Canada’s metals and mining companies are all smiles: survey

The first Canadian mid-market chief financial officer (CFO) survey published today by GE Capital, shows that local metals and mining companies are extremely positive about the current state of the industry, but less optimistic about the state of the world economy.

The sector, which was the most cheerful of the four industries included in the survey (food, beverage and agribusiness; retail; trucking; and metals and mining), sees increasing revenues and moderate growth in the next months, according to the survey results.

The study, which took place during the first quarter of 2012, includes responses from 186 CFOs, 27 of which belong to the extraction sector with an average annual revenue of $25 million and in business for about a decade.

GE Capital conducted a similar survey of 495 U.S.-based CFOs during the first quarter of 2012, discovering that Americans are less positive about the current state of their own industry and their domestic economy. However, they showed an equal sentiment to that of their Canadian counterparts on the global economy.

More than half (54%) of U.S. metals CFOs say their own industry will expand over the next 12 months, while 43% say it will stay the same. The other half (51%) expects the U.S. economy to grow over the next 12 months, while 40% think it will stay about the same.

Among Canadian metals CFOs, 59% say their industry will stay about the same over the next 12 months and 33% say it will expand. When it comes to the national economy, 52% say it will expand over the next 12 months, while 41% say it will stay about the same.

Growth and profit expectations

When asked to describe the business phase their company will be in for the next one to three years, 48% predict a moderate growth phase, followed by 41% who predict cyclical or limited growth.

Most CFOs (67%) expect their company’s revenues to increase this year, while 44% of them think their company’s profit margins will increase this year compared to last year.

Confidence indicators: Cost structure, hiring, new orders and capital expenditures

The majority of metals CFOs (56%) expect their company’s cost structure to increase in 2012 compared to 2011. That’s the highest among all groups surveyed; the average is 36% across the board.

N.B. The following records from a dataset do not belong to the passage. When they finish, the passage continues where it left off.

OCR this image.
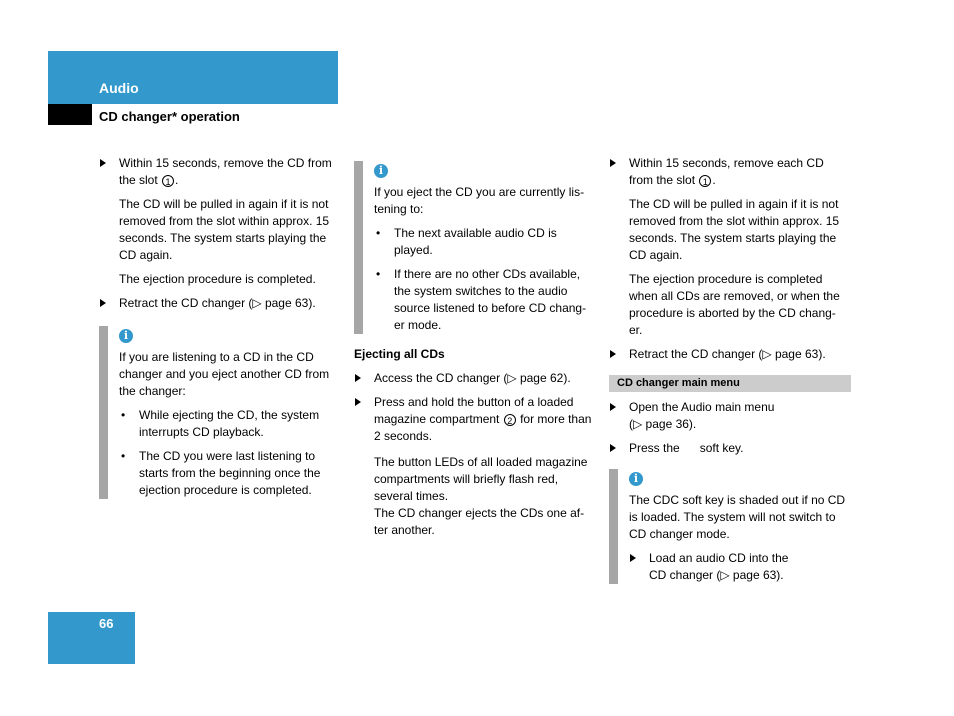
Audio
CD changer* operation
Within 15 seconds, remove the CD from the slot 1 .

The CD will be pulled in again if it is not removed from the slot within approx. 15 seconds. The system starts playing the CD again.

The ejection procedure is completed.

Retract the CD changer (▷ page 63).
i

If you are listening to a CD in the CD changer and you eject another CD from the changer:

• While ejecting the CD, the system interrupts CD playback.
• The CD you were last listening to starts from the beginning once the ejection procedure is completed.
i

If you eject the CD you are currently lis-tening to:

• The next available audio CD is played.
• If there are no other CDs available, the system switches to the audio source listened to before CD chang-er mode.
Ejecting all CDs
Access the CD changer (▷ page 62).
Press and hold the button of a loaded magazine compartment 2 for more than 2 seconds.
The button LEDs of all loaded magazine compartments will briefly flash red, several times.
The CD changer ejects the CDs one af-ter another.
Within 15 seconds, remove each CD from the slot 1 .

The CD will be pulled in again if it is not removed from the slot within approx. 15 seconds. The system starts playing the CD again.

The ejection procedure is completed when all CDs are removed, or when the procedure is aborted by the CD chang-er.

Retract the CD changer (▷ page 63).
CD changer main menu
Open the Audio main menu
(▷ page 36).
Press the      soft key.
i

The CDC soft key is shaded out if no CD is loaded. The system will not switch to CD changer mode.

Load an audio CD into the
CD changer (▷ page 63).
66
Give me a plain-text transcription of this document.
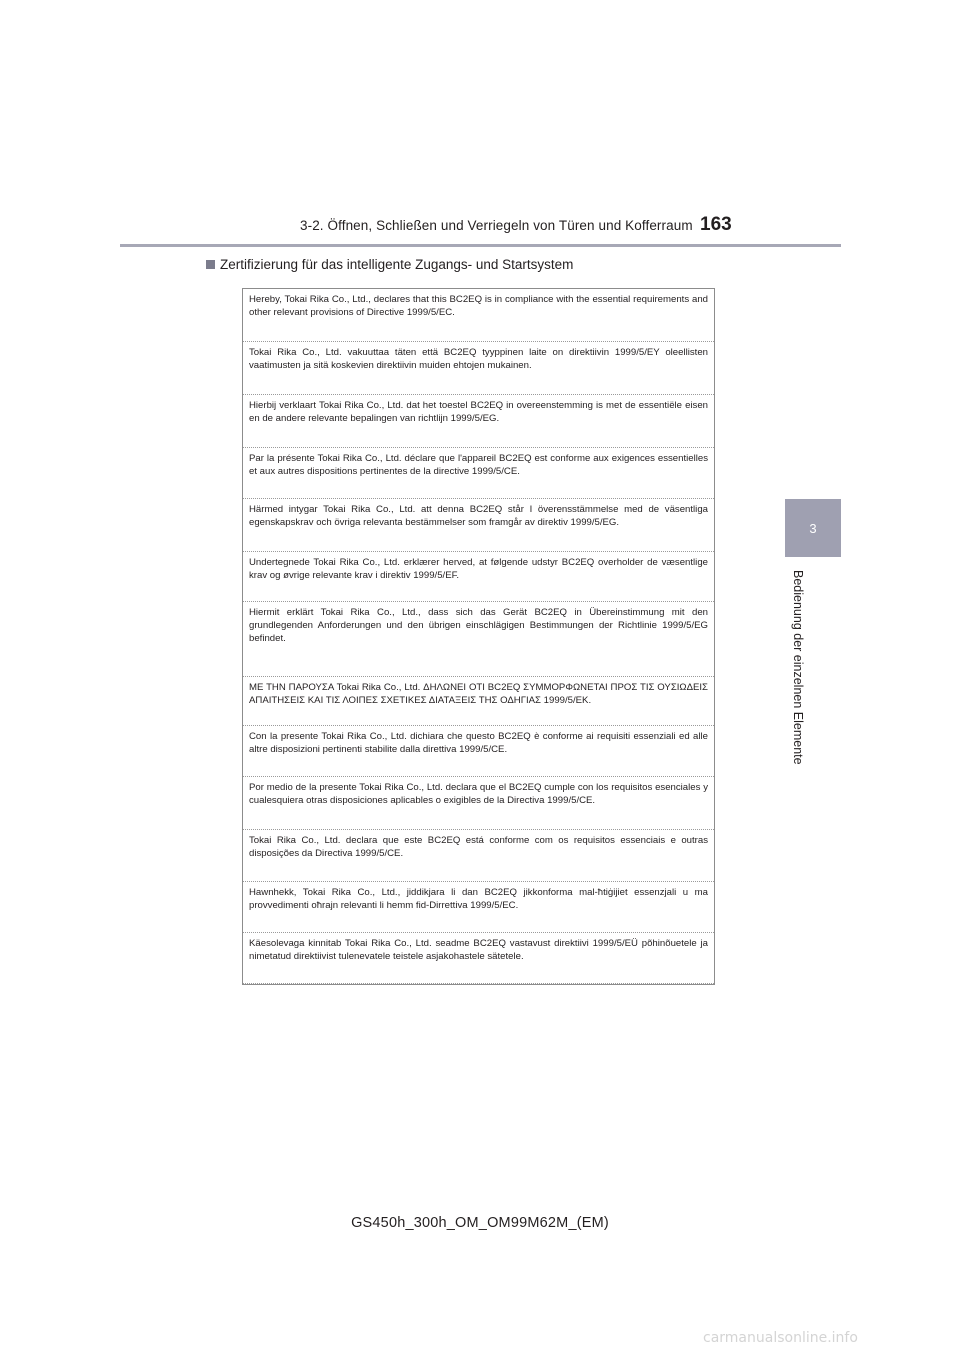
3-2. Öffnen, Schließen und Verriegeln von Türen und Kofferraum 163
3
Bedienung der einzelnen Elemente
Zertifizierung für das intelligente Zugangs- und Startsystem
Hereby, Tokai Rika Co., Ltd., declares that this BC2EQ is in compliance with the essential requirements and other relevant provisions of Directive 1999/5/EC.
Tokai Rika Co., Ltd. vakuuttaa täten että BC2EQ tyyppinen laite on direktiivin 1999/5/EY oleellisten vaatimusten ja sitä koskevien direktiivin muiden ehtojen mukainen.
Hierbij verklaart Tokai Rika Co., Ltd. dat het toestel BC2EQ in overeenstemming is met de essentiële eisen en de andere relevante bepalingen van richtlijn 1999/5/EG.
Par la présente Tokai Rika Co., Ltd. déclare que l'appareil BC2EQ est conforme aux exigences essentielles et aux autres dispositions pertinentes de la directive 1999/5/CE.
Härmed intygar Tokai Rika Co., Ltd. att denna BC2EQ står I överensstämmelse med de väsentliga egenskapskrav och övriga relevanta bestämmelser som framgår av direktiv 1999/5/EG.
Undertegnede Tokai Rika Co., Ltd. erklærer herved, at følgende udstyr BC2EQ overholder de væsentlige krav og øvrige relevante krav i direktiv 1999/5/EF.
Hiermit erklärt Tokai Rika Co., Ltd., dass sich das Gerät BC2EQ in Übereinstimmung mit den grundlegenden Anforderungen und den übrigen einschlägigen Bestimmungen der Richtlinie 1999/5/EG befindet.
ΜΕ ΤΗΝ ΠΑΡΟΥΣΑ Tokai Rika Co., Ltd. ΔΗΛΩΝΕΙ ΟΤΙ BC2EQ ΣΥΜΜΟΡΦΩΝΕΤΑΙ ΠΡΟΣ ΤΙΣ ΟΥΣΙΩΔΕΙΣ ΑΠΑΙΤΗΣΕΙΣ ΚΑΙ ΤΙΣ ΛΟΙΠΕΣ ΣΧΕΤΙΚΕΣ ΔΙΑΤΑΞΕΙΣ ΤΗΣ ΟΔΗΓΙΑΣ 1999/5/ΕΚ.
Con la presente Tokai Rika Co., Ltd. dichiara che questo BC2EQ è conforme ai requisiti essenziali ed alle altre disposizioni pertinenti stabilite dalla direttiva 1999/5/CE.
Por medio de la presente Tokai Rika Co., Ltd. declara que el BC2EQ cumple con los requisitos esenciales y cualesquiera otras disposiciones aplicables o exigibles de la Directiva 1999/5/CE.
Tokai Rika Co., Ltd. declara que este BC2EQ está conforme com os requisitos essenciais e outras disposições da Directiva 1999/5/CE.
Hawnhekk, Tokai Rika Co., Ltd., jiddikjara li dan BC2EQ jikkonforma mal-ħtiġijiet essenzjali u ma provvedimenti oħrajn relevanti li hemm fid-Dirrettiva 1999/5/EC.
Käesolevaga kinnitab Tokai Rika Co., Ltd. seadme BC2EQ vastavust direktiivi 1999/5/EÜ põhinõuetele ja nimetatud direktiivist tulenevatele teistele asjakohastele sätetele.
GS450h_300h_OM_OM99M62M_(EM)
carmanualsonline.info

Nearly three-quarters (74%) of metals CFOs are planning to increase pricing this year. Again, that’s the highest among all of those surveyed; the average is 55% across the board.

When asked about their cost structure, 56% of metals industry respondents say it will increase this year. Thirty% are expecting it to stay about the same.

Nearly three-quarters (74%) say they’ve already begun hiring this year, and 85% say they will be hiring within the next 12 months.

Finally 44 % expect their company’s amount of capital expenditures to be about the same in 2012 as in 2011, while 30% expect them to be greater.

Metals-specific findings:

–          Respondents were asked whether they saw their company using hedging to a greater extent in the next 12 months due to volatility in metals prices. Nearly three-quarters (74%) of Canadian metals CFOs say no, while 69% of U.S. ones says no.

–          An overwhelming 93% of Canadian CFOs do not see an increase in metals-related imports as a competitive threat. The percentage was less among U.S. CFOs, with 71% seeing them as a threat.

–          Fifty-six% of Canadian CFOs say their current level of inventory is about right, while 22% say it’s too low and an equal amount say it’s too high. Among U.S. CFOs, 63% say their current level of inventory is about right, 26% say it’s too high and 9% say it’s too low.

–          Compared to three months ago, 52% of Canadian CFOs say new order lead times are increasing and 33% say they’re decreasing. In the U.S., 60% of CFOs say their new order lead times are increasing and 29% say they’re decreasing.

–          Respondents were asked about the degree of impact they expect potential new carbon dioxide emission regulations to have on their business’s profitability. Canadian CFOs are divided; with 30% saying the regulations would have a minor impact and an equal amount saying they would have a mild impact. Among U.S. CFOs, 40% say they would have no impact on their profits, while 14% predict a minor impact and 23% expect a mild impact.

Among the CFO surveys published, the GE Capital Canadian Mid-Market CFO Survey is one of the few that examines Canadian businesses across distinct sectors, providing a comprehensive picture of how financial executives view the world today and their outlook for the months ahead. The CFOs surveyed represent companies with revenues ranging from $5.3 million to $3.6 billion.